那画上画的居然是唐庸策马奔向国公府的情景,骏马四蹄如飞,少年英姿飒爽,俊美的面容上却带着几分痛楚与悲凉,隐隐还能感觉到作画者的几分情意。
想不到她们姐妹当时也在,只是这作画的人是谁呢?!
记得萧若愚曾说过,萧玉霜琴棋书画样样精通,不输当世任何名家。
难道那鬼丫头表面对我冷若冰霜,实则早已芳心暗许,玩的是欲擒故纵?!
嘿!
这一手好画实在不该埋没了,老子和曦儿洞房的时候,她就该在旁边把画面都画下来,以后闲来无事也好细细观赏!
但是霜儿画着画着春情泛滥也想加入怎么办?
这个。。。。。。
也不知曦儿会不会作画,大不了和霜儿洞房的时候,也让曦儿在旁边画!
尼玛!
不得了啊!
这画面光是想想,老子就兽血沸腾啊!
唐庸在房中转了几圈,东摸摸,西看看,左等右等不见她们回来,最后走到床边,毫不客气地躺上去了!

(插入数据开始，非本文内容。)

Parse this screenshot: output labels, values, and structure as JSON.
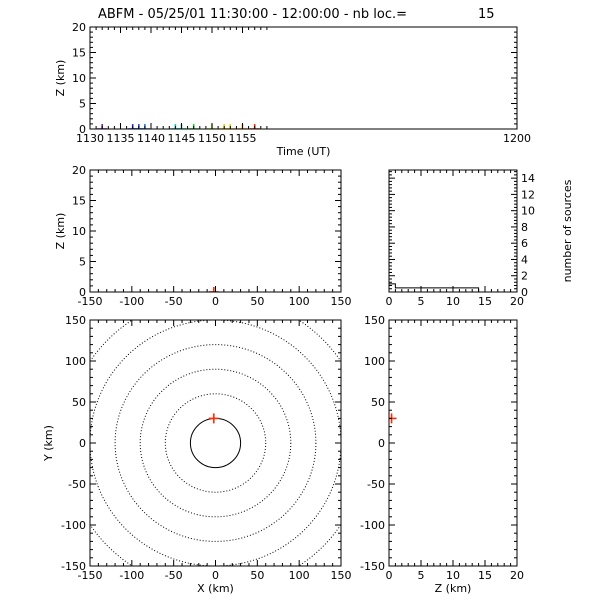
{
  "header": {
    "title": "ABFM - 05/25/01 11:30:00 - 12:00:00 - nb loc.=",
    "count": "15"
  },
  "colors": {
    "axes": "#000000",
    "rings": "#000000",
    "histogram": "#000000",
    "latest_source": "#ff2a00"
  },
  "chart_data": [
    {
      "id": "time-height",
      "type": "scatter",
      "xlabel": "Time (UT)",
      "ylabel": "Z (km)",
      "xlim": [
        1130,
        1200
      ],
      "ylim": [
        0,
        20
      ],
      "x_ticks": [
        "1130",
        "1135",
        "1140",
        "1145",
        "1150",
        "1155",
        "1200"
      ],
      "y_ticks": [
        "0",
        "5",
        "10",
        "15",
        "20"
      ],
      "marker": "plus",
      "points": [
        {
          "x": 1132.0,
          "y": 0,
          "color": "#7a1fa8"
        },
        {
          "x": 1137.0,
          "y": 0,
          "color": "#3a2fc8"
        },
        {
          "x": 1138.0,
          "y": 0,
          "color": "#2d4fe0"
        },
        {
          "x": 1139.0,
          "y": 0,
          "color": "#2277ee"
        },
        {
          "x": 1144.0,
          "y": 0,
          "color": "#00c8c8"
        },
        {
          "x": 1145.0,
          "y": 0,
          "color": "#00d8a0"
        },
        {
          "x": 1147.0,
          "y": 0,
          "color": "#22cc33"
        },
        {
          "x": 1150.0,
          "y": 0,
          "color": "#88dd22"
        },
        {
          "x": 1152.0,
          "y": 0,
          "color": "#dddd00"
        },
        {
          "x": 1153.0,
          "y": 0,
          "color": "#eecc00"
        },
        {
          "x": 1155.0,
          "y": 0,
          "color": "#ee9900"
        },
        {
          "x": 1157.0,
          "y": 0,
          "color": "#ff2a00"
        }
      ]
    },
    {
      "id": "x-height",
      "type": "scatter",
      "xlabel": "",
      "ylabel": "Z (km)",
      "xlim": [
        -150,
        150
      ],
      "ylim": [
        0,
        20
      ],
      "x_ticks": [
        "-150",
        "-100",
        "-50",
        "0",
        "50",
        "100",
        "150"
      ],
      "y_ticks": [
        "0",
        "5",
        "10",
        "15",
        "20"
      ],
      "marker": "plus",
      "points": [
        {
          "x": -2,
          "y": 0,
          "color": "#ff2a00"
        }
      ]
    },
    {
      "id": "height-histogram",
      "type": "histogram",
      "xlabel": "",
      "ylabel": "number of sources",
      "xlim": [
        0,
        20
      ],
      "ylim": [
        0,
        15
      ],
      "x_ticks": [
        "0",
        "5",
        "10",
        "15",
        "20"
      ],
      "y_ticks": [
        "0",
        "2",
        "4",
        "6",
        "8",
        "10",
        "12",
        "14"
      ],
      "bins": [
        {
          "z_from": 0.0,
          "z_to": 0.5,
          "count": 14
        },
        {
          "z_from": 0.5,
          "z_to": 1.0,
          "count": 1
        },
        {
          "z_from": 1.0,
          "z_to": 20.0,
          "count": 0
        }
      ]
    },
    {
      "id": "plan-view",
      "type": "scatter",
      "xlabel": "X (km)",
      "ylabel": "Y (km)",
      "xlim": [
        -150,
        150
      ],
      "ylim": [
        -150,
        150
      ],
      "x_ticks": [
        "-150",
        "-100",
        "-50",
        "0",
        "50",
        "100",
        "150"
      ],
      "y_ticks": [
        "-150",
        "-100",
        "-50",
        "0",
        "50",
        "100",
        "150"
      ],
      "range_rings_km": [
        30,
        60,
        90,
        120,
        150,
        180
      ],
      "solid_ring_km": 30,
      "marker": "plus",
      "points": [
        {
          "x": -2,
          "y": 30,
          "color": "#ff2a00"
        }
      ]
    },
    {
      "id": "height-y",
      "type": "scatter",
      "xlabel": "Z (km)",
      "ylabel": "",
      "xlim": [
        0,
        20
      ],
      "ylim": [
        -150,
        150
      ],
      "x_ticks": [
        "0",
        "5",
        "10",
        "15",
        "20"
      ],
      "y_ticks": [
        "-150",
        "-100",
        "-50",
        "0",
        "50",
        "100",
        "150"
      ],
      "marker": "plus",
      "points": [
        {
          "x": 0.4,
          "y": 30,
          "color": "#ff2a00"
        }
      ]
    }
  ]
}
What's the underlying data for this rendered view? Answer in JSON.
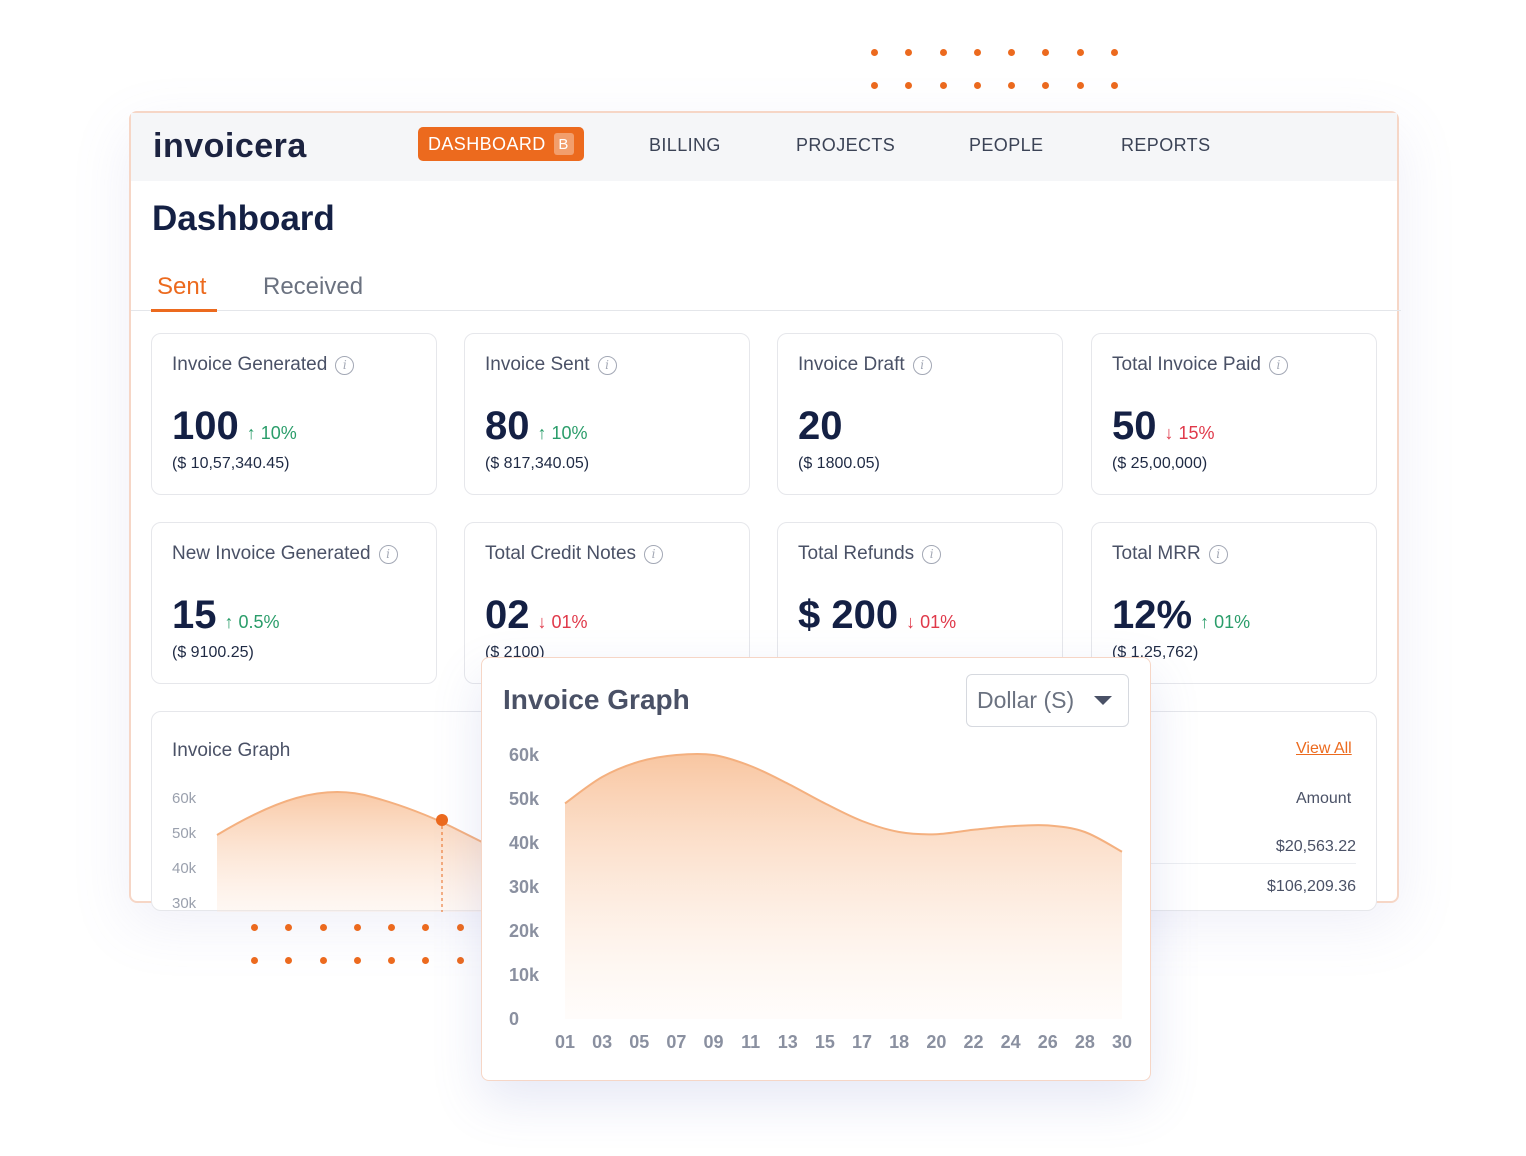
{
  "brand": {
    "logo_text": "invoicera",
    "accent": "#ec6a1e"
  },
  "nav": {
    "active": {
      "label": "DASHBOARD",
      "badge": "B"
    },
    "items": [
      "BILLING",
      "PROJECTS",
      "PEOPLE",
      "REPORTS"
    ]
  },
  "page": {
    "title": "Dashboard"
  },
  "tabs": {
    "sent": "Sent",
    "received": "Received"
  },
  "cards": [
    {
      "title": "Invoice Generated",
      "value": "100",
      "delta": "10%",
      "direction": "up",
      "sub": "($ 10,57,340.45)"
    },
    {
      "title": "Invoice Sent",
      "value": "80",
      "delta": "10%",
      "direction": "up",
      "sub": "($ 817,340.05)"
    },
    {
      "title": "Invoice Draft",
      "value": "20",
      "delta": "",
      "direction": "none",
      "sub": "($ 1800.05)"
    },
    {
      "title": "Total Invoice Paid",
      "value": "50",
      "delta": "15%",
      "direction": "down",
      "sub": "($ 25,00,000)"
    },
    {
      "title": "New Invoice Generated",
      "value": "15",
      "delta": "0.5%",
      "direction": "up",
      "sub": "($ 9100.25)"
    },
    {
      "title": "Total Credit Notes",
      "value": "02",
      "delta": "01%",
      "direction": "down",
      "sub": "($ 2100)"
    },
    {
      "title": "Total Refunds",
      "value": "$ 200",
      "delta": "01%",
      "direction": "down",
      "sub": ""
    },
    {
      "title": "Total MRR",
      "value": "12%",
      "delta": "01%",
      "direction": "up",
      "sub": "($ 1,25,762)"
    }
  ],
  "background_panel": {
    "title": "Invoice Graph",
    "y_labels": [
      "60k",
      "50k",
      "40k",
      "30k"
    ],
    "view_all": "View All",
    "amount_header": "Amount",
    "amounts": [
      "$20,563.22",
      "$106,209.36"
    ]
  },
  "popup": {
    "title": "Invoice Graph",
    "dropdown_value": "Dollar (S)"
  },
  "chart_data": {
    "type": "area",
    "title": "Invoice Graph",
    "xlabel": "",
    "ylabel": "",
    "categories": [
      "01",
      "03",
      "05",
      "07",
      "09",
      "11",
      "13",
      "15",
      "17",
      "18",
      "20",
      "22",
      "24",
      "26",
      "28",
      "30"
    ],
    "y_ticks": [
      "60k",
      "50k",
      "40k",
      "30k",
      "20k",
      "10k",
      "0"
    ],
    "ylim": [
      0,
      60000
    ],
    "series": [
      {
        "values": [
          49000,
          55000,
          58500,
          60000,
          60000,
          57500,
          53500,
          49000,
          45000,
          42500,
          42000,
          43000,
          43800,
          44000,
          42500,
          38000
        ]
      }
    ],
    "color": "#f4b07f",
    "grid": false
  }
}
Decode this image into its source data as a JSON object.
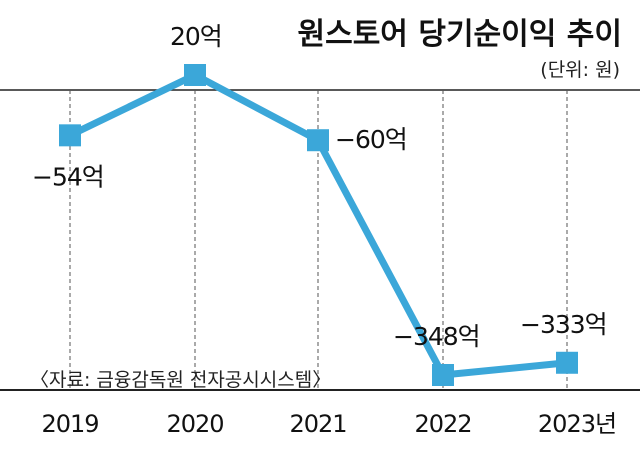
{
  "chart_data": {
    "type": "line",
    "title": "원스토어 당기순이익 추이",
    "unit_label": "(단위: 원)",
    "source": "〈자료: 금융감독원 전자공시시스템〉",
    "categories": [
      "2019",
      "2020",
      "2021",
      "2022",
      "2023년"
    ],
    "values": [
      -54,
      20,
      -60,
      -348,
      -333
    ],
    "data_labels": [
      "−54억",
      "20억",
      "−60억",
      "−348억",
      "−333억"
    ],
    "ylim": [
      -370,
      40
    ],
    "grid": "vertical-dashed",
    "colors": {
      "line": "#3ba7d9",
      "marker": "#3ba7d9",
      "text": "#111111",
      "grid": "#555555"
    }
  }
}
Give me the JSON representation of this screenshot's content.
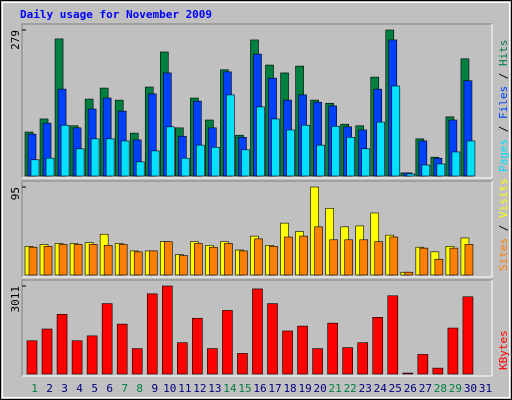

这几天他不是在给婵儿疗伤,就是修炼功法,日以继夜,几乎没怎么睡过觉。
往床上一躺,闻着枕头上姐妹俩香甜的气息,倦意来袭,不知不觉竟沉沉睡去。
已近正午,曦儿姐妹终于回到驿馆,推开房门,蹑手蹑脚地进了房间。
“这个坏人真不要脸,居然睡在我们床上!”
萧玉霜一眼瞧见床上的男人,红艳艳的小嘴顿时就撅起来了,恼恨地瞪了他一眼!
“小点声,别把相公吵醒了!”
萧丹曦轻手轻脚地走到床,见唐庸睡得正香,也不去打扰,又回到萧玉霜身边,心疼道:“才几天时间,相公瘦了好多!”
“你心疼什么,又不是为你瘦的!”
萧玉霜瘪了瘪嘴,走到桌边倒了一杯热茶在手中握了握,满脸不高兴。
她何尝不知唐庸对她极好,甚至是刻意讨好,可每次看到唐庸,她总觉得满肚子气,浑身难受。
她放下茶杯,还是忍不住走近床边看了唐庸一眼,嘟囔道:“你看看你相公,连睡觉都皱着眉头,估计做梦都是他的赵婵儿呢!”